Urban Myth

Ξ April 26th, 2010 | → 1 Comments | ∇ 90041, 90042, Beyond Northeast, Highland Park, Press |

In honor of Ira Glass’ recent excoriation of Republican gubernatorial candidate Steve Poizner, we’ve decided to address a couple of recent descriptions of our neighborhood that don’t sit well with us.  If you haven’t heard This American Life’s episode “True Urban Legend”, Poizner has some difficulty defending his depiction of his semester at San Jose’s Mt.

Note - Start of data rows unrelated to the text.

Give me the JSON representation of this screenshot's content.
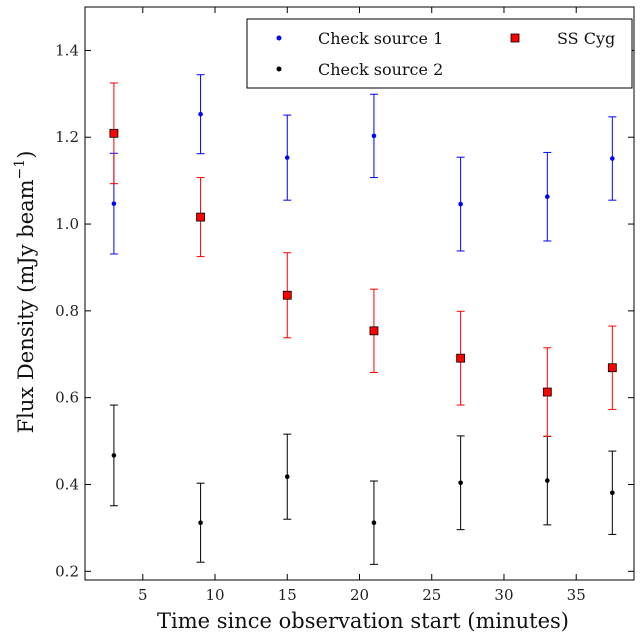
{
  "chart_data": {
    "type": "scatter",
    "xlabel": "Time since observation start (minutes)",
    "ylabel": "Flux Density (mJy beam",
    "ylabel_sup": "−1",
    "ylabel_close": ")",
    "xlim": [
      1,
      39
    ],
    "ylim": [
      0.18,
      1.5
    ],
    "xticks": [
      5,
      10,
      15,
      20,
      25,
      30,
      35
    ],
    "yticks": [
      0.2,
      0.4,
      0.6,
      0.8,
      1.0,
      1.2,
      1.4
    ],
    "xtick_labels": [
      "5",
      "10",
      "15",
      "20",
      "25",
      "30",
      "35"
    ],
    "ytick_labels": [
      "0.2",
      "0.4",
      "0.6",
      "0.8",
      "1.0",
      "1.2",
      "1.4"
    ],
    "grid": false,
    "legend_position": "top-right",
    "series": [
      {
        "name": "Check source 1",
        "color": "#0000ff",
        "marker": "dot",
        "x": [
          3,
          9,
          15,
          21,
          27,
          33,
          37.5
        ],
        "y": [
          1.047,
          1.253,
          1.153,
          1.203,
          1.046,
          1.063,
          1.151
        ],
        "err": [
          0.116,
          0.091,
          0.098,
          0.096,
          0.108,
          0.102,
          0.096
        ]
      },
      {
        "name": "Check source 2",
        "color": "#000000",
        "marker": "dot",
        "x": [
          3,
          9,
          15,
          21,
          27,
          33,
          37.5
        ],
        "y": [
          0.467,
          0.312,
          0.418,
          0.312,
          0.404,
          0.409,
          0.381
        ],
        "err": [
          0.116,
          0.091,
          0.098,
          0.096,
          0.108,
          0.102,
          0.096
        ]
      },
      {
        "name": "SS Cyg",
        "color": "#ff0000",
        "marker": "square",
        "x": [
          3,
          9,
          15,
          21,
          27,
          33,
          37.5
        ],
        "y": [
          1.209,
          1.016,
          0.836,
          0.754,
          0.691,
          0.613,
          0.669
        ],
        "err": [
          0.116,
          0.091,
          0.098,
          0.096,
          0.108,
          0.102,
          0.096
        ]
      }
    ]
  }
}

Pleasant High School, which he generally portrayed as the opening scene from the Gangsta’s Paradise music video.  Likewise, we’d like to call to task two depictions of our neighborhoods that seem to stand more on urban myth than reality.

First, our local Northeast paper wrote what appeared to be a well-intentioned bucolic description of a neighborhood walk.  Just like the old Highlights Magazine covers, see if you can spot something incongruous:

Now I am in full view of the Eagle Rock.  She looks down over treetops.  I wonder will the trees soon block her from view?  I stop and look here, then there, all along the way to the post office and see everything, and everything is in bloom, everything is shining.  Even the homeless people near McDonald’s look shiny and new.  Legs aching, I wait for the Dash bus to bring me back home.  That was a good walk.

Now onto something that I can more effectively apply logic to, the travel website Wikitravel.org needs a geography lesson from the bloggers over at LAEastside.  Not only do they commit the cardinal sin in their entry on Los Angeles in defining the Eastside as “north of downtown and east of Hollywood”, but for some unknown reason, they locate Highland Park and Eagle Rock in East L.A.  Now, mistakenly placing Hollywood and Highland as the center of Los Angeles  has been debated ad-nauseum on the internet, and to be fair, at least Wikitravel didn’t place us “east of East L.A.”.  What bothers me is the warning to travellers that East L.A., which includes Eagle Rock and Highland Park, is “dangerous regardless of time of day and should be avoided altogether when walking if possible“.  I don’t for a moment delude myself into thinking that brochures for Northeast Los Angeles will begin disappearing from the shelves of travel agents in Buffalo, but one of the reasons we founded this website was to accurately craft an image of our neighborhood for friends who joked about bringing their passports to drive east of the 5.

Therefore, I’d like to see a concerted effort on all of our parts to correct the Wikitravel article.  Correctly defining Los Angeles’ Eastside isn’t my prerogative, but the article should at least properly define East L.A. and avoid characterizing it as somewhere to avoid at all costs.  I hope to see you on their discussion page.